We took it slow, taking baby steps from: “this code does the same thing as code elsewhere in our codebase”, to: “you can mock dependencies in a variety of different ways, and now you know more about some of the patterns that help to make it possible.” You’ll note that though we started with the subject of how @InvocableMethod
s are used within Apex, we pretty quickly veered into more general matters; that’s because once you know how to create invocables, and you recognize that their biggest limitations are the static entry requirement and that you can’t have more than one per class, organizing the code it’s possible for your invocables to share becomes the priority. This is precisely why using the Singleton pattern to break out of static — and various methods we can employ to keep the code clean past that point — ends up being the central focus of this post.

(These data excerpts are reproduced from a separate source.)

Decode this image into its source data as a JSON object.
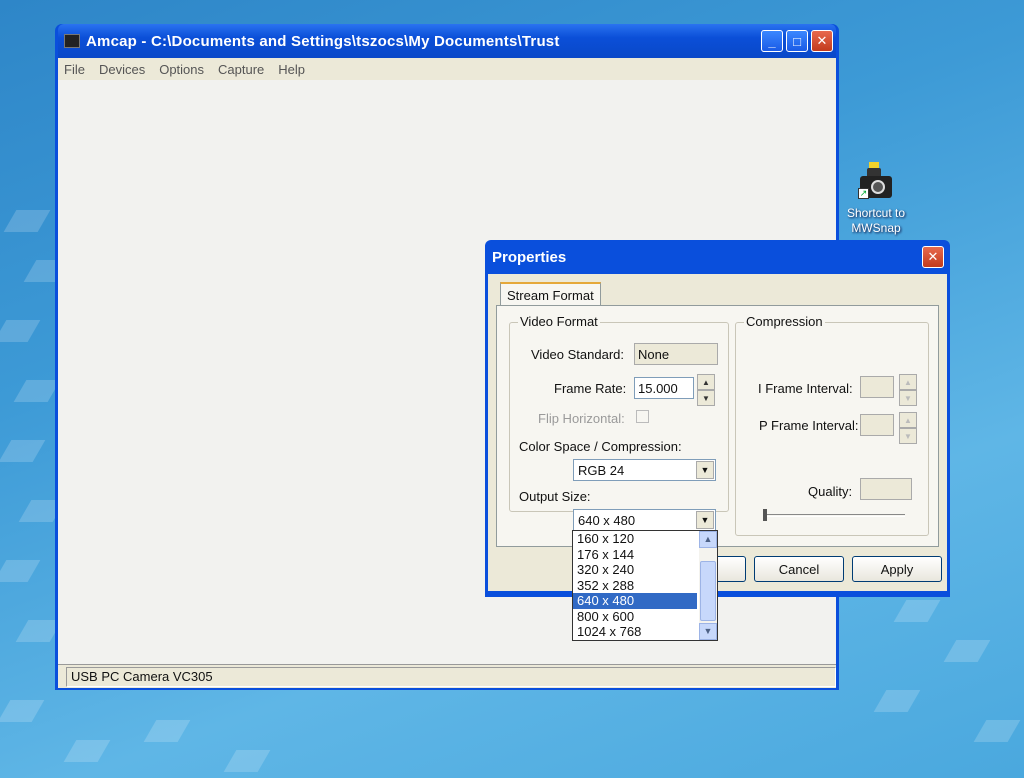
{
  "desktop": {
    "icon_label": "Shortcut to MWSnap"
  },
  "amcap": {
    "title": "Amcap - C:\\Documents and Settings\\tszocs\\My Documents\\Trust",
    "menu": [
      "File",
      "Devices",
      "Options",
      "Capture",
      "Help"
    ],
    "status": "USB PC Camera VC305",
    "controls": {
      "minimize": "_",
      "maximize": "□",
      "close": "✕"
    }
  },
  "properties": {
    "title": "Properties",
    "close": "✕",
    "tab": "Stream Format",
    "video_format": {
      "group_label": "Video Format",
      "video_standard_label": "Video Standard:",
      "video_standard_value": "None",
      "frame_rate_label": "Frame Rate:",
      "frame_rate_value": "15.000",
      "flip_label": "Flip Horizontal:",
      "color_space_label": "Color Space / Compression:",
      "color_space_value": "RGB 24",
      "output_size_label": "Output Size:",
      "output_size_value": "640 x 480"
    },
    "compression": {
      "group_label": "Compression",
      "i_frame_label": "I Frame Interval:",
      "p_frame_label": "P Frame Interval:",
      "quality_label": "Quality:"
    },
    "buttons": {
      "cancel": "Cancel",
      "apply": "Apply"
    }
  },
  "output_size_list": {
    "options": [
      "160 x 120",
      "176 x 144",
      "320 x 240",
      "352 x 288",
      "640 x 480",
      "800 x 600",
      "1024 x 768"
    ],
    "selected": "640 x 480"
  },
  "icons": {
    "spin_up": "▲",
    "spin_down": "▼",
    "dropdown": "▼",
    "scroll_up": "▲",
    "scroll_down": "▼"
  }
}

If this article accomplishes nothing other than showing that complex things can be broken down into relatively simple pieces, I’d be well and truly satisfied. It represents years of work and effort to produce clean, vibrant code that runs quickly, is test-driven, and can be used around the world — with the singular intent of helping people reduce the inherent complexity that comes with producing and maintaining code. The repository where I've highlighted some of these patterns has been implemented and used in dozens of Salesforce orgs globally to reduce the complexity of object creation and consolidate where mocking occurs.
Special thanks to reader Erik B, who wrote in on 9 Mar 2021 asking me to touch on some of the topics here. I broke ground on this article a week later (and mentioned it in One Small Change), but it’s taken me more than two months to get back to, with the bulk of my attention going towards the open source work on Rollup these days. So — Erik, I owe you one, sorry it took me so long to get to this! Hopefully it was an enjoyable read.